«Mille diables!» s'écria-t-il.

Et cette fois, voulant, coûte que coûte, reprendre son étui,
Torrès s'élança à la poursuite du guariba.

Il ne se dissimulait pas que d'atteindre cet agile animal ce n'était pas facile. Sur le sol, il s'enfuirait trop vite; dans les branches, il s'enfuirait trop haut. Un coup de fusil bien ajusté aurait seul pu l'arrêter dans sa course ou dans son vol; mais Torrès ne possédait aucune arme à feu. Son sabre-poignard et sa houe n'auraient eu raison du guariba qu'à la condition de pouvoir l'en frapper.

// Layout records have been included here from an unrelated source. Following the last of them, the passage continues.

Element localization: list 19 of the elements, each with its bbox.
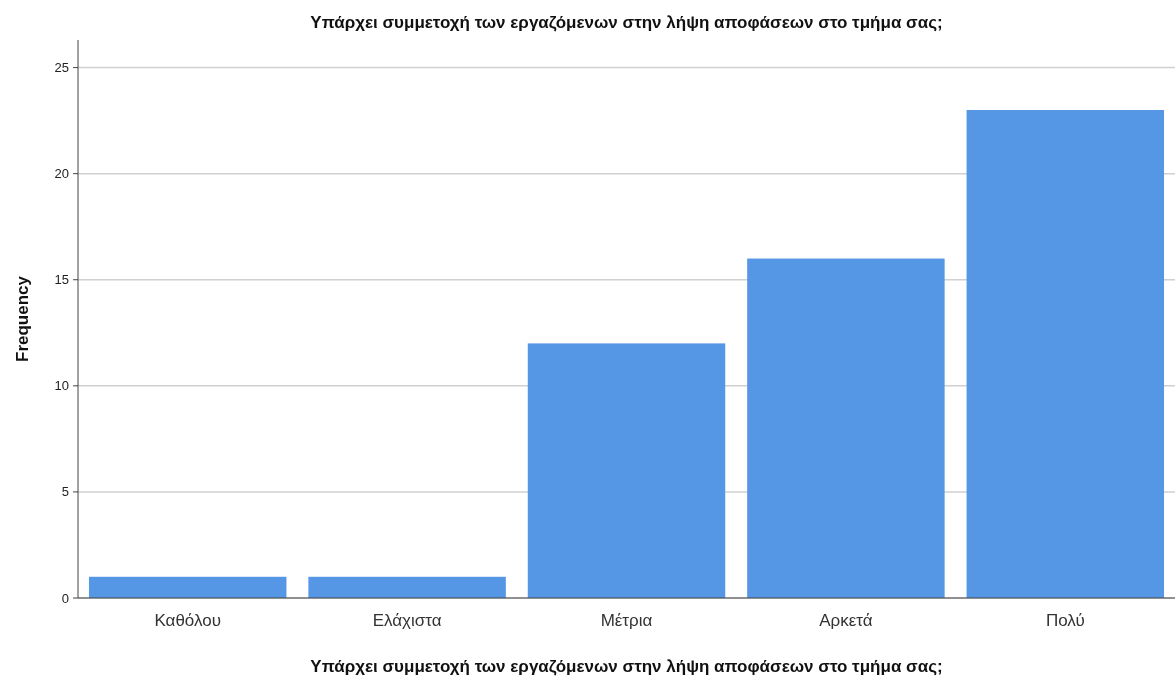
y-tick-label: 15 xyxy=(54,272,69,288)
x-tick-label: Αρκετά xyxy=(819,611,873,630)
x-tick-label: Μέτρια xyxy=(600,611,653,630)
chart-title: Υπάρχει συμμετοχή των εργαζόμενων στην λήψη αποφάσεων στο τμήμα σας; xyxy=(310,13,943,32)
y-axis-title: Frequency xyxy=(13,275,32,362)
bar xyxy=(88,576,287,598)
y-tick-label: 0 xyxy=(61,590,69,606)
y-tick-label: 20 xyxy=(54,166,69,182)
y-tick-label: 10 xyxy=(54,378,69,394)
x-axis-title: Υπάρχει συμμετοχή των εργαζόμενων στην λήψη αποφάσεων στο τμήμα σας; xyxy=(310,657,943,676)
y-tick-label: 25 xyxy=(54,60,69,76)
bar xyxy=(308,576,506,598)
bar xyxy=(747,258,945,598)
x-tick-label: Καθόλου xyxy=(154,611,221,630)
bar xyxy=(527,343,726,598)
y-tick-label: 5 xyxy=(61,484,69,500)
x-tick-label: Πολύ xyxy=(1045,611,1085,630)
x-tick-label: Ελάχιστα xyxy=(372,611,442,630)
bar xyxy=(966,110,1165,598)
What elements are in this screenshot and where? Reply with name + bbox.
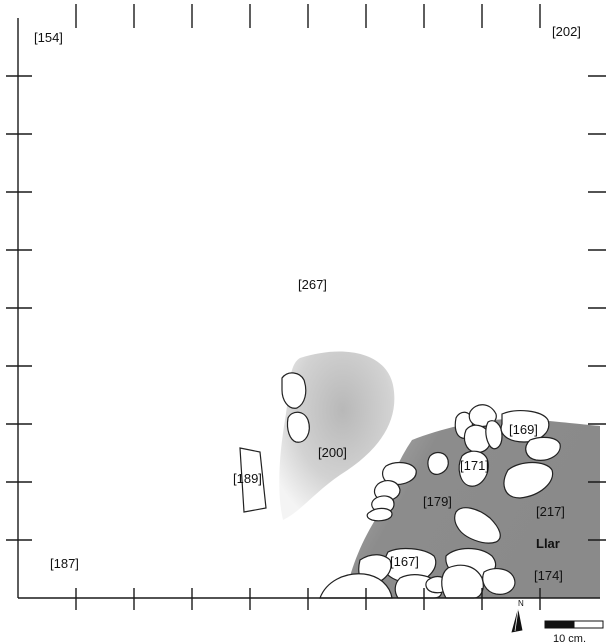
label-154: [154] (34, 30, 63, 45)
label-217: [217] (536, 504, 565, 519)
label-167: [167] (390, 554, 419, 569)
stone (373, 480, 401, 502)
stone (525, 436, 561, 461)
label-llar: Llar (536, 536, 560, 551)
stone-171 (458, 450, 489, 487)
label-200: [200] (318, 445, 347, 460)
stone (427, 451, 449, 475)
label-187: [187] (50, 556, 79, 571)
stone (485, 420, 503, 450)
stone (482, 568, 516, 595)
grid-frame (6, 4, 606, 610)
stone (281, 372, 307, 409)
label-179: [179] (423, 494, 452, 509)
label-169: [169] (509, 422, 538, 437)
stone (382, 461, 417, 485)
stones (239, 372, 561, 599)
label-267: [267] (298, 277, 327, 292)
stone (319, 573, 393, 599)
stone (366, 507, 393, 522)
stone (454, 507, 501, 544)
label-171: [171] (460, 458, 489, 473)
stone (503, 461, 554, 499)
label-189: [189] (233, 471, 262, 486)
north-arrow-icon: N (511, 599, 524, 633)
stone (441, 564, 484, 599)
scale-bar: 10 cm. (544, 620, 604, 644)
stone-189 (239, 447, 267, 513)
scale-bar-label: 10 cm. (553, 633, 586, 644)
stone (286, 411, 310, 443)
label-202: [202] (552, 24, 581, 39)
label-174: [174] (534, 568, 563, 583)
north-label: N (518, 599, 524, 608)
ash-deposit-200 (279, 351, 395, 520)
stone (463, 424, 491, 453)
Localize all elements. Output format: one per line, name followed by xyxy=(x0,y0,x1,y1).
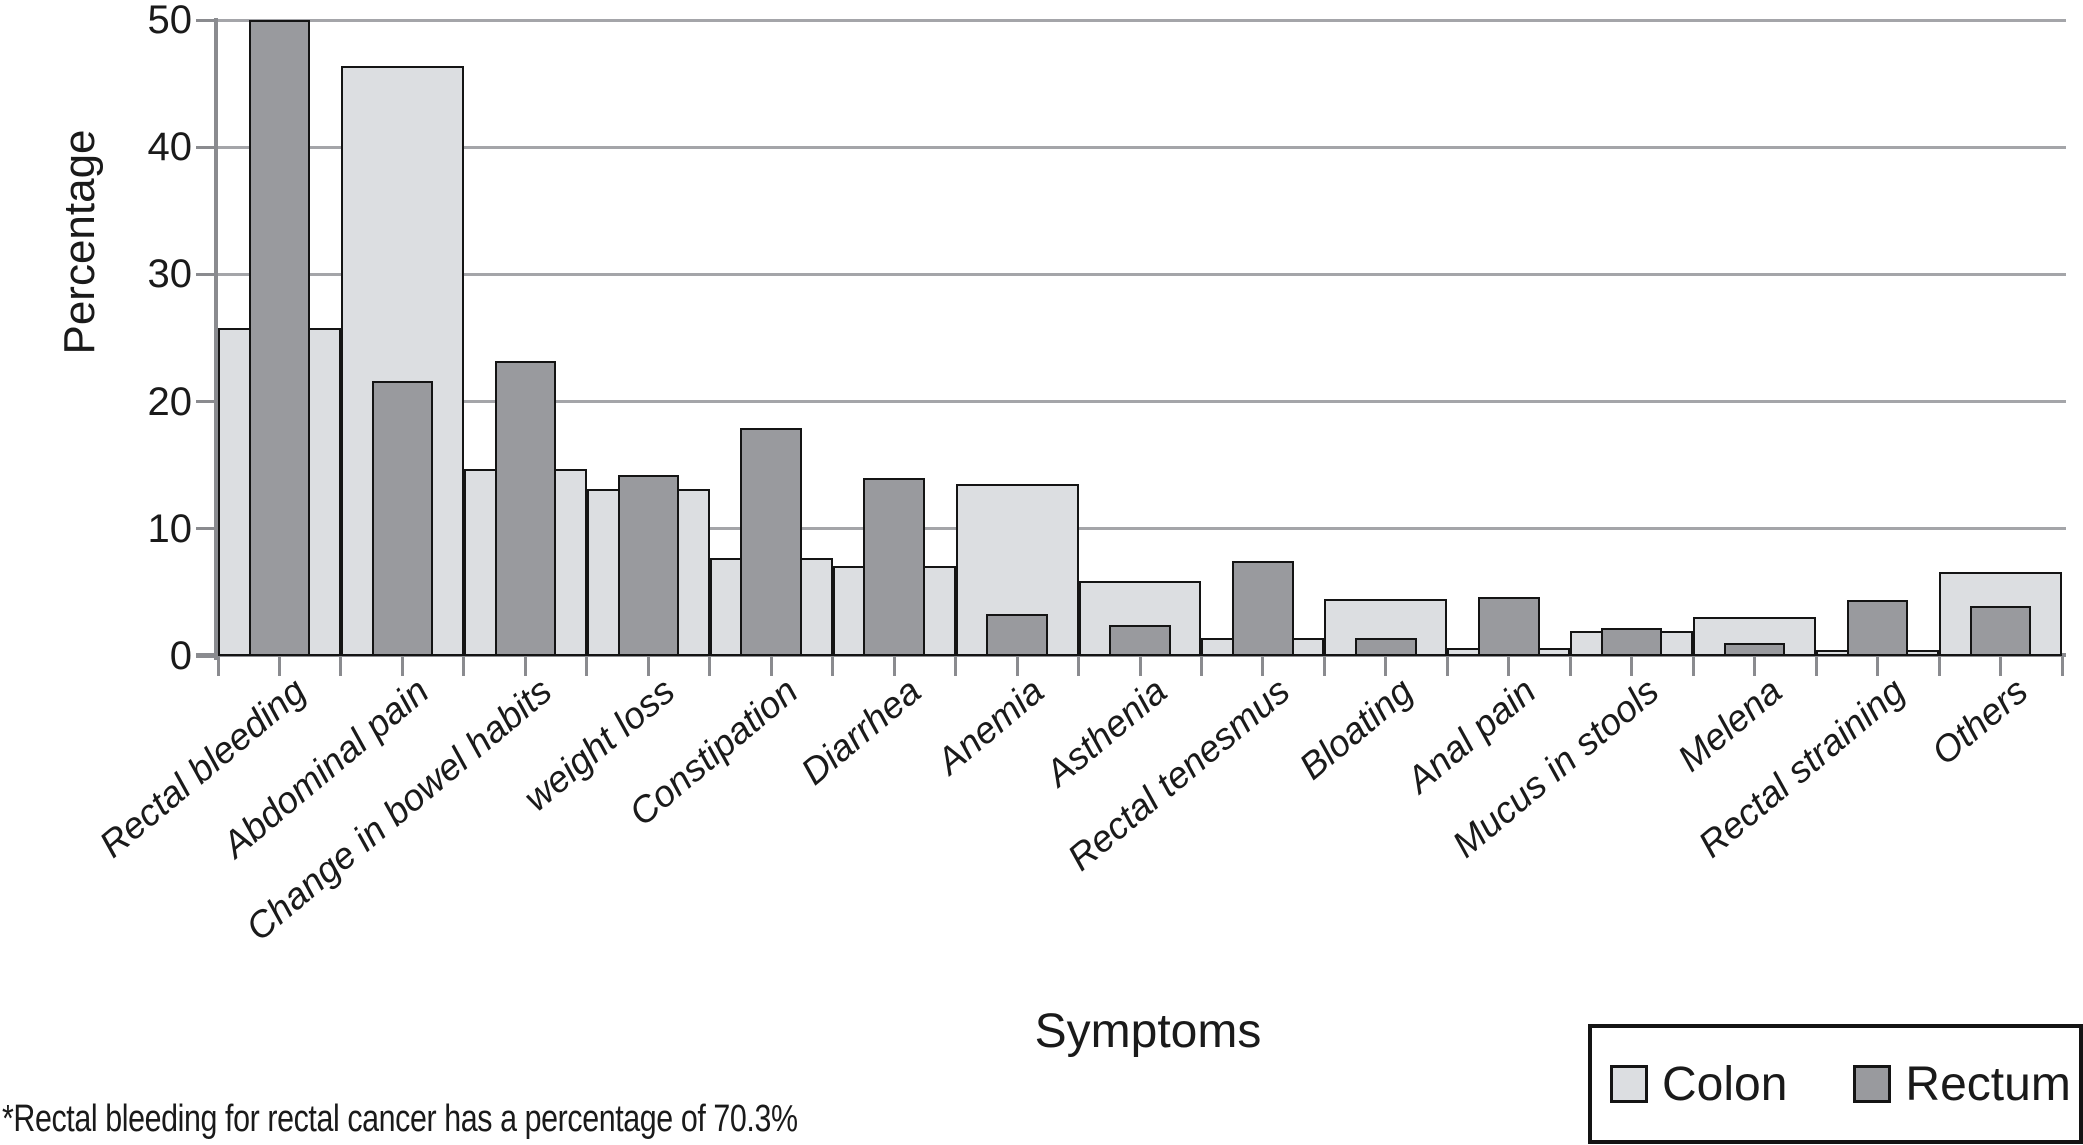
y-tick-20 xyxy=(196,400,218,404)
y-tick-label-40: 40 xyxy=(147,125,193,170)
bar-rectum-rectal-straining xyxy=(1846,600,1909,656)
gridline-50 xyxy=(218,18,2066,22)
y-tick-label-0: 0 xyxy=(169,634,192,678)
x-tick-0 xyxy=(216,657,220,676)
x-tick-26 xyxy=(1814,657,1818,676)
bar-rectum-mucus-in-stools xyxy=(1601,628,1663,656)
bar-rectum-others xyxy=(1969,606,2032,656)
y-axis-line xyxy=(214,18,218,660)
x-tick-24 xyxy=(1691,657,1695,676)
bar-rectum-diarrhea xyxy=(863,477,925,656)
x-tick-9 xyxy=(769,657,773,676)
x-axis-title: Symptoms xyxy=(1034,1005,1262,1058)
bar-rectum-bloating xyxy=(1355,638,1417,656)
y-tick-0 xyxy=(196,654,218,658)
x-tick-22 xyxy=(1568,657,1572,676)
legend-item-colon: Colon xyxy=(1610,1057,1787,1112)
x-tick-18 xyxy=(1322,657,1326,676)
x-tick-21 xyxy=(1507,657,1511,676)
x-tick-8 xyxy=(708,657,712,676)
bar-rectum-constipation xyxy=(740,428,802,656)
y-tick-label-50: 50 xyxy=(147,0,193,42)
x-tick-1 xyxy=(277,657,281,676)
x-tick-23 xyxy=(1630,657,1634,676)
footnote: *Rectal bleeding for rectal cancer has a… xyxy=(2,1098,798,1140)
x-tick-17 xyxy=(1261,657,1265,676)
x-tick-20 xyxy=(1445,657,1449,676)
bar-rectum-anemia xyxy=(986,614,1048,656)
y-tick-30 xyxy=(196,272,218,276)
bar-rectum-weight-loss xyxy=(617,475,679,656)
x-tick-28 xyxy=(1937,657,1941,676)
y-tick-50 xyxy=(196,18,218,22)
y-tick-label-30: 30 xyxy=(147,252,193,297)
x-tick-25 xyxy=(1753,657,1757,676)
bar-rectum-change-in-bowel-habits xyxy=(494,360,557,656)
bar-rectum-asthenia xyxy=(1109,625,1171,656)
x-tick-29 xyxy=(1999,657,2003,676)
x-tick-12 xyxy=(954,657,958,676)
legend: Colon Rectum xyxy=(1588,1024,2083,1144)
x-tick-11 xyxy=(892,657,896,676)
x-tick-27 xyxy=(1876,657,1880,676)
y-tick-label-20: 20 xyxy=(147,379,193,424)
x-tick-19 xyxy=(1384,657,1388,676)
gridline-20 xyxy=(218,400,2066,404)
x-tick-5 xyxy=(523,657,527,676)
x-tick-15 xyxy=(1138,657,1142,676)
bar-rectum-rectal-bleeding xyxy=(248,20,311,656)
legend-swatch-colon xyxy=(1610,1065,1648,1103)
bar-rectum-melena xyxy=(1723,643,1786,656)
gridline-30 xyxy=(218,272,2066,276)
legend-label-rectum: Rectum xyxy=(1905,1057,2071,1111)
bar-rectum-rectal-tenesmus xyxy=(1232,560,1294,656)
y-tick-40 xyxy=(196,145,218,149)
bar-rectum-anal-pain xyxy=(1478,597,1540,656)
x-tick-7 xyxy=(646,657,650,676)
x-tick-4 xyxy=(462,657,466,676)
y-tick-label-10: 10 xyxy=(147,506,193,551)
gridline-40 xyxy=(218,145,2066,149)
x-tick-30 xyxy=(2060,657,2064,676)
x-tick-13 xyxy=(1015,657,1019,676)
y-tick-10 xyxy=(196,527,218,531)
bar-rectum-abdominal-pain xyxy=(371,381,434,656)
x-tick-6 xyxy=(585,657,589,676)
gridline-10 xyxy=(218,527,2066,531)
legend-item-rectum: Rectum xyxy=(1853,1057,2071,1112)
x-tick-16 xyxy=(1199,657,1203,676)
x-tick-2 xyxy=(339,657,343,676)
x-tick-14 xyxy=(1077,657,1081,676)
legend-swatch-rectum xyxy=(1853,1065,1892,1103)
x-tick-3 xyxy=(400,657,404,676)
legend-label-colon: Colon xyxy=(1662,1057,1788,1111)
x-tick-10 xyxy=(831,657,835,676)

Il devint bientôt évident que le singe ne pourrait être atteint que par surprise. De là, nécessité pour Torrès de ruser avec le malicieux animal. S'arrêter, se cacher derrière quelque tronc d'arbre, disparaître sous un fourré, inciter le guariba, soit à s'arrêter, soit à revenir sur ses pas, il n'y avait pas autre chose à tenter. C'est ce que fit Torrès, et la poursuite commença dans ces conditions; mais, lorsque le capitaine des bois disparaissait, le singe attendait patiemment qu'il reparût, et, à ce manège, Torrès se fatiguait sans résultat.

«Damné guariba! s'écria-t-il bientôt. Je n'en viendrai jamais à bout, et il peut me reconduire ainsi jusqu'à la frontière brésilienne! Si encore il lâchait mon étui! Mais non! Le tintement des pièces d'or l'amuse! Ah! voleur! si je parviens à t'empoigner!…»

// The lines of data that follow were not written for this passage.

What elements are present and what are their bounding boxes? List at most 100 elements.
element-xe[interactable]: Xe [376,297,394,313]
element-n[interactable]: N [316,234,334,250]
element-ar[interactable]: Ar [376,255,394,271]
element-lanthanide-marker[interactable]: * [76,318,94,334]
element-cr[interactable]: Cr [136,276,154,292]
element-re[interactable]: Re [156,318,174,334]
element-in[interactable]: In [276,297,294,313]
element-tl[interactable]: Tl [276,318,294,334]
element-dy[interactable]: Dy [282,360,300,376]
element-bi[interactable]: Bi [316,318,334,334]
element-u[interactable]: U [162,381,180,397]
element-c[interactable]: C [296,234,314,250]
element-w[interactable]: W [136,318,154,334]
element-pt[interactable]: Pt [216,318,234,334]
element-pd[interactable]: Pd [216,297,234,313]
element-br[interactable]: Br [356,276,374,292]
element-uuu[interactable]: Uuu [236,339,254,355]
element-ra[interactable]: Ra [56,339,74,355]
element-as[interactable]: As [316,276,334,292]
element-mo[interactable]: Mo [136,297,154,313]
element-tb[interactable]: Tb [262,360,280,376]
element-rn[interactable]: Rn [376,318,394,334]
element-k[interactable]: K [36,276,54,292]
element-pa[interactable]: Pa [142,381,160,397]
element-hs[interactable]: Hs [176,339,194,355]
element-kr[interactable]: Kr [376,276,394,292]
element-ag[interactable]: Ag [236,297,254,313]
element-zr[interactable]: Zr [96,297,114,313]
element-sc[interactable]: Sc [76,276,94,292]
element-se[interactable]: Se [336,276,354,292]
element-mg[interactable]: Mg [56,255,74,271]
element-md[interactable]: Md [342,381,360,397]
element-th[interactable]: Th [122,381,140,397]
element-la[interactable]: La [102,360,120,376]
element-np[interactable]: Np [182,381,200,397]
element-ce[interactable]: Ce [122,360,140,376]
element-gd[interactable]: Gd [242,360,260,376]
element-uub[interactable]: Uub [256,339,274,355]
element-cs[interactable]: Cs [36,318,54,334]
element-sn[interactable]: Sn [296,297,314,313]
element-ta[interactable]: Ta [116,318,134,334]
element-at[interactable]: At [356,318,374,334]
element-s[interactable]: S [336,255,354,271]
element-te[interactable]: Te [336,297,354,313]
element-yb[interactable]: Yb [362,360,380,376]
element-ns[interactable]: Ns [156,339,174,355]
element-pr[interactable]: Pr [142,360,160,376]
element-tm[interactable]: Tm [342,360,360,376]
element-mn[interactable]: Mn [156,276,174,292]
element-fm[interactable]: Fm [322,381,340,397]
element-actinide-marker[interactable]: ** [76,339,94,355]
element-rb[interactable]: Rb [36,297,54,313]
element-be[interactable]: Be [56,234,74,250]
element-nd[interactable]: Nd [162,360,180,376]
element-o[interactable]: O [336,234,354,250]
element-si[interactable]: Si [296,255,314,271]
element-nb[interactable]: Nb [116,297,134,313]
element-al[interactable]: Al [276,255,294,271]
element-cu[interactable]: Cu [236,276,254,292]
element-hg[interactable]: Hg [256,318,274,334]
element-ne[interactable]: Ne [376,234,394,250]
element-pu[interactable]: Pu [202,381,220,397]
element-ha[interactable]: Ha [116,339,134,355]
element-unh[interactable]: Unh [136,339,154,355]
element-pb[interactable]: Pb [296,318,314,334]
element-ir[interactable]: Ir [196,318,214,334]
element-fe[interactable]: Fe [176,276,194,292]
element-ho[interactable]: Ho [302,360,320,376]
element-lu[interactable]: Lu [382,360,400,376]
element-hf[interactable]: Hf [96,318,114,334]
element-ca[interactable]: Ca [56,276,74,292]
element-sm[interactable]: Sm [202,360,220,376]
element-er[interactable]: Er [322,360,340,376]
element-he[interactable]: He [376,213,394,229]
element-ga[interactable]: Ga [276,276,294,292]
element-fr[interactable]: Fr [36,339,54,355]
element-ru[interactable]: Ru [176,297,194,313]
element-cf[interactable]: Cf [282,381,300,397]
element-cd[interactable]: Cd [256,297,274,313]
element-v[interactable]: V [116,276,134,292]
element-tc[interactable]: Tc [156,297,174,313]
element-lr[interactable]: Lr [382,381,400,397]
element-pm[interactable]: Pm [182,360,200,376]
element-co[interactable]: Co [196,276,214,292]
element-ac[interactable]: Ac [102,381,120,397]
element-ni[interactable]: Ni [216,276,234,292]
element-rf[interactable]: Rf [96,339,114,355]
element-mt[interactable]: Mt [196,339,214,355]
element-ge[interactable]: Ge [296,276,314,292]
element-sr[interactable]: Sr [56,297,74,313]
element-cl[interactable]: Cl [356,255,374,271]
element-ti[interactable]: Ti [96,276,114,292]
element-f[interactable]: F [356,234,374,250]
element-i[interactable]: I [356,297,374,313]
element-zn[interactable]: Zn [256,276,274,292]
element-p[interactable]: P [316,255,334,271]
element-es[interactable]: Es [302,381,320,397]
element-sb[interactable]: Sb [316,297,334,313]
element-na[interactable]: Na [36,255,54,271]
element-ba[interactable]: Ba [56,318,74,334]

Et Torrès de reprendre sa poursuite, et le singe de détaler avec une nouvelle ardeur!

Une heure se passa dans ces conditions, sans amener aucun résultat. Torrès y mettait un entêtement bien naturel. Comment, sans ce document, pourrait-il battre monnaie?

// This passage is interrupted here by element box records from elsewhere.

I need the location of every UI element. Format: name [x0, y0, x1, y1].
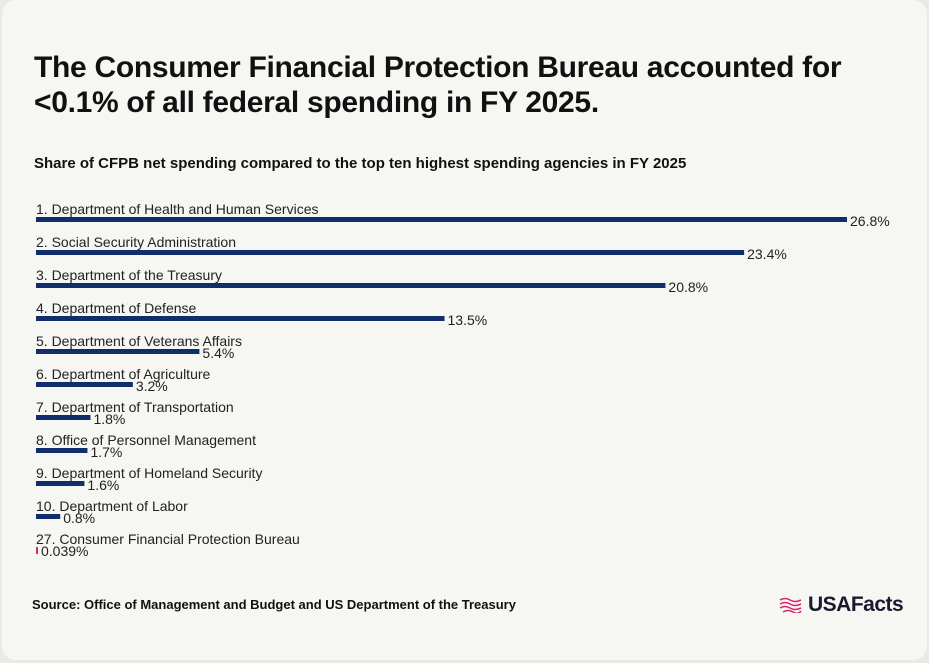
value-label: 5.4%	[202, 345, 234, 361]
logo-text: USAFacts	[808, 593, 904, 616]
category-label: 10. Department of Labor	[36, 498, 188, 514]
category-label: 3. Department of the Treasury	[36, 267, 222, 283]
bar	[36, 448, 88, 453]
bar	[36, 547, 38, 554]
usafacts-logo: USAFacts	[779, 592, 904, 618]
bar	[36, 250, 745, 255]
category-label: 4. Department of Defense	[36, 300, 197, 316]
value-label: 1.7%	[90, 444, 122, 460]
value-label: 1.6%	[87, 477, 119, 493]
bar-row: 2. Social Security Administration 23.4%	[36, 234, 787, 262]
flag-icon	[779, 597, 802, 613]
value-label: 0.039%	[41, 543, 88, 559]
category-label: 9. Department of Homeland Security	[36, 465, 262, 481]
bar-row: 27. Consumer Financial Protection Bureau…	[36, 531, 300, 559]
value-label: 13.5%	[448, 312, 488, 328]
bar	[36, 481, 85, 486]
value-label: 3.2%	[136, 378, 168, 394]
bar	[36, 415, 91, 420]
category-label: 1. Department of Health and Human Servic…	[36, 201, 318, 217]
bar-row: 3. Department of the Treasury 20.8%	[36, 267, 708, 295]
bar	[36, 349, 200, 354]
source-note: Source: Office of Management and Budget …	[32, 597, 516, 612]
bar-row: 1. Department of Health and Human Servic…	[36, 201, 890, 229]
category-label: 5. Department of Veterans Affairs	[36, 333, 242, 349]
bar-row: 4. Department of Defense 13.5%	[36, 300, 487, 328]
category-label: 7. Department of Transportation	[36, 399, 234, 415]
bar	[36, 382, 133, 387]
chart-subtitle: Share of CFPB net spending compared to t…	[34, 155, 687, 172]
value-label: 20.8%	[668, 279, 708, 295]
bar	[36, 316, 445, 321]
value-label: 23.4%	[747, 246, 787, 262]
value-label: 0.8%	[63, 510, 95, 526]
category-label: 8. Office of Personnel Management	[36, 432, 256, 448]
bar	[36, 514, 61, 519]
category-label: 2. Social Security Administration	[36, 234, 236, 250]
category-label: 27. Consumer Financial Protection Bureau	[36, 531, 300, 547]
bar	[36, 283, 666, 288]
value-label: 26.8%	[850, 213, 890, 229]
category-label: 6. Department of Agriculture	[36, 366, 211, 382]
value-label: 1.8%	[93, 411, 125, 427]
bar-chart: 1. Department of Health and Human Servic…	[36, 201, 890, 559]
chart-title: The Consumer Financial Protection Bureau…	[34, 51, 842, 119]
bar	[36, 217, 847, 222]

La colère prenait alors Torrès. Il jurait, il frappait la terre du pied, il menaçait le guariba. La taquine bête ne lui répondait que par un ricanement bien fait pour le mettre hors de lui.

Et alors Torrès se remettait à le poursuivre. Il courait à perdre haleine, s'embarrassant dans ces hautes herbes, ces épaisses broussailles, ces lianes entrelacées, à travers lesquelles le guariba passait comme un coureur de steeple-chase. De grosses racines cachées sous les herbes barraient parfois les sentiers. Il buttait, il se relevait. Enfin il se surprit à crier: «À moi! à moi! au voleur!» comme s'il eût pu se faire entendre.

Bientôt, à bout de forces, et la respiration lui manquant, il fut obligé de s'arrêter.